Die Zuständigkeit für die Entscheidung über die Durchführung des Betreuten Wohnens im Einzelfall obliegt dem Jugendamt.

5. Zielgruppe

Für das Betreute Wohnen kommen unterschiedliche Gruppen junger Menschen in Betracht. Jede Gruppe bedarf einer unterschiedlich intensiven Form der Betreuung.
Junge Menschen nach Vollendung des 16. Lebensjahres
- in Heime, die durch Betreutes Wohnen zur Selbständigkeit der Lebensführung befähigt werden sollen,
- die der Betreuung in einem Heim nicht bedürfen, aber auf erzieherische Hilfe angewiesen sind (z. B. bei massiven Ablösungsproblemen vom Elternhaus),
- für die erzieherische Hilfe notwendig ist, die aber für eine Unterbringung in einer Wohngruppe eines Heimes nicht geeignet sind oder diese nicht annehmen können.

6. Voraussetzungen

Das Betreute Wohnen ist eine Maßnahme der Jugendhilfe, an die entsprechende fachliche Anforderungen gestellt werden müssen.
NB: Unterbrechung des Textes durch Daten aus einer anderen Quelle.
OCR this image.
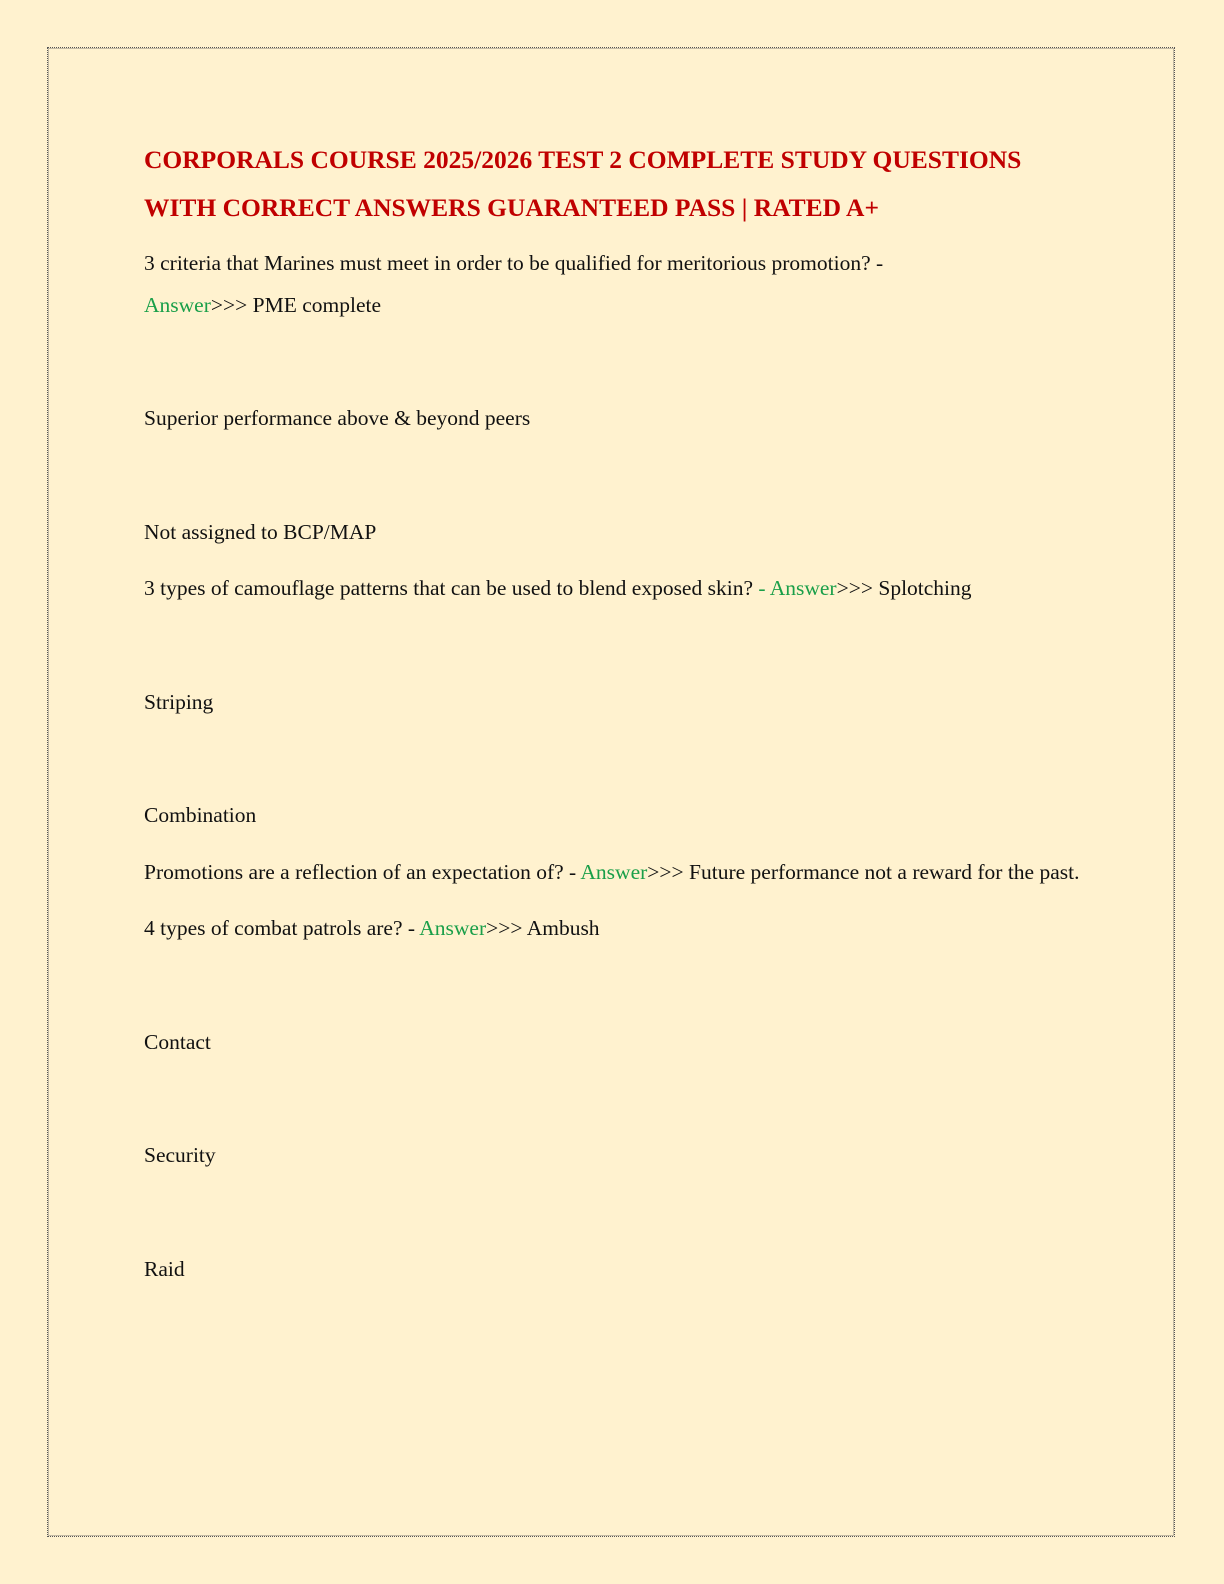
CORPORALS COURSE 2025/2026 TEST 2 COMPLETE STUDY QUESTIONS WITH CORRECT ANSWERS GUARANTEED PASS | RATED A+

3 criteria that Marines must meet in order to be qualified for meritorious promotion? -
Answer>>> PME complete

Superior performance above & beyond peers

Not assigned to BCP/MAP

3 types of camouflage patterns that can be used to blend exposed skin? - Answer>>> Splotching

Striping

Combination

Promotions are a reflection of an expectation of? - Answer>>> Future performance not a reward for the past.

4 types of combat patrols are? - Answer>>> Ambush

Contact

Security

Raid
Dazu gehören insbesondere
- die Bereitschaft des jungen Menschen, an der Maßnahme aktiv mitzuwirken.
- die relative Selbständigkeit in den Alltagsvollzügen, der die Intensität und die Dauer der Betreuung zu entsprechen hat,
- die Erstellung, Durchführung und Fortschreibung eines individuellen Hilfeplanes,
- die vorherige Erklärung der Übernahme der Kosten durch das zuständige Jugendamt.

7. Form

Das Betreute Wohnen wird neben der besonderen Möglichkeit der Individualisierung durch folgende Qualitätsanforderungen bestimmt:
- Die Art der Betreuung ist nach § 36 SGB VIII zwischen dem jungen Menschen, gegebenenfalls dem Sorgeberechtigten, dem Jugendamt, und dem Träger der Maßnahme schriftlich zu vereinbaren.
- Der Träger mietet in der Regel für und mit dem jungen Menschen eine Wohnung an und gestaltet sie mit ihm entsprechend aus.
- Der Träger garantiert die kontinuierliche erzieherische Betreuung im vereinbarten Umfang und informiert das Jugendamt zur Fortschreibung des Hilfeplanes.

8. Betreuungsschlüssel

Bei den unter 5. genannten Zielgruppen ist von einem Betreuungsschlüssel von einer geeigneten Fachkraft (in der Regel Sozialpädagoge/-in) von 4 bis 8 Betreuten auszugehen. Abweichungen nach unten sind mit der Zielgruppe zu begründen. Zusätzlicher Personalaufwand, z. B. für Koordination, Vertretung, ist zu begründen.

9. Finanzierung

Die Finanzierung erfolgt entweder über einen Pflegesatz oder über Einzelvereinbarung. Zu den Kosten zählen insbesondere:

Betreuungskosten

Es wird eine Pauschale für die Stunden der Betreuung, einschließlich Vor- und Nachbereitung, festgelegt. Als Stunde gilt ein Zeitraum von 60 Minuten. Ausgangspunkt ist das Gehalt eines Sozialpädagogen einschließlich der gehaltsbezogenen Nebenkosten.
Analog der Richtlinien für die Förderung der Sozialpädagogischen Familienhilfe kann ohne Nachweis von dem jeweils gültigen Stundensatz ausgegangen werden, wobei eine monatliche Höchststundenzahl vereinbart wird.

Kosten der Wohnung

  • Kosten für die Miete der Wohnung. Übernommen werden die ortsübliche Miete. Höchstgrenzen sollen festgelegt werden.
  • anfallende Maklergebühr.
  • Eine eventuell anfallende Kaution soll grundsätzlich vom Träger der Maßnahme aufgebracht werden. In begründeten Ausnahmefällen kann der Kostenträger diese übernehmen.
  • Nebenkosten, die nach dem Mietvertrag gesondert zu übernehmen sind.
  • Heizungskosten (einmalige Beihilfen oder laufende monatliche Kostenübernahme).
  • Telefon (Kosten für die Einrichtung und mtl. Grundgebühr bei Berücksichtigung möglicher Ermäßigungen).
  • Erstausstattung mit Möbel und Geschirr. Hier soll ein Pauschalbetrag (bis 1.500 DM) zur Verfügung gestellt werden. In besonders begründeten Fällen sind auch höhere Kosten zu übernehmen. Rechnungen über den Kauf müssen dem Jugendamt vorgelegt werden. Die Möbel werden nach erfolgreichem Abschluss der Maßnahme Eigentum des Hilfeempfängers.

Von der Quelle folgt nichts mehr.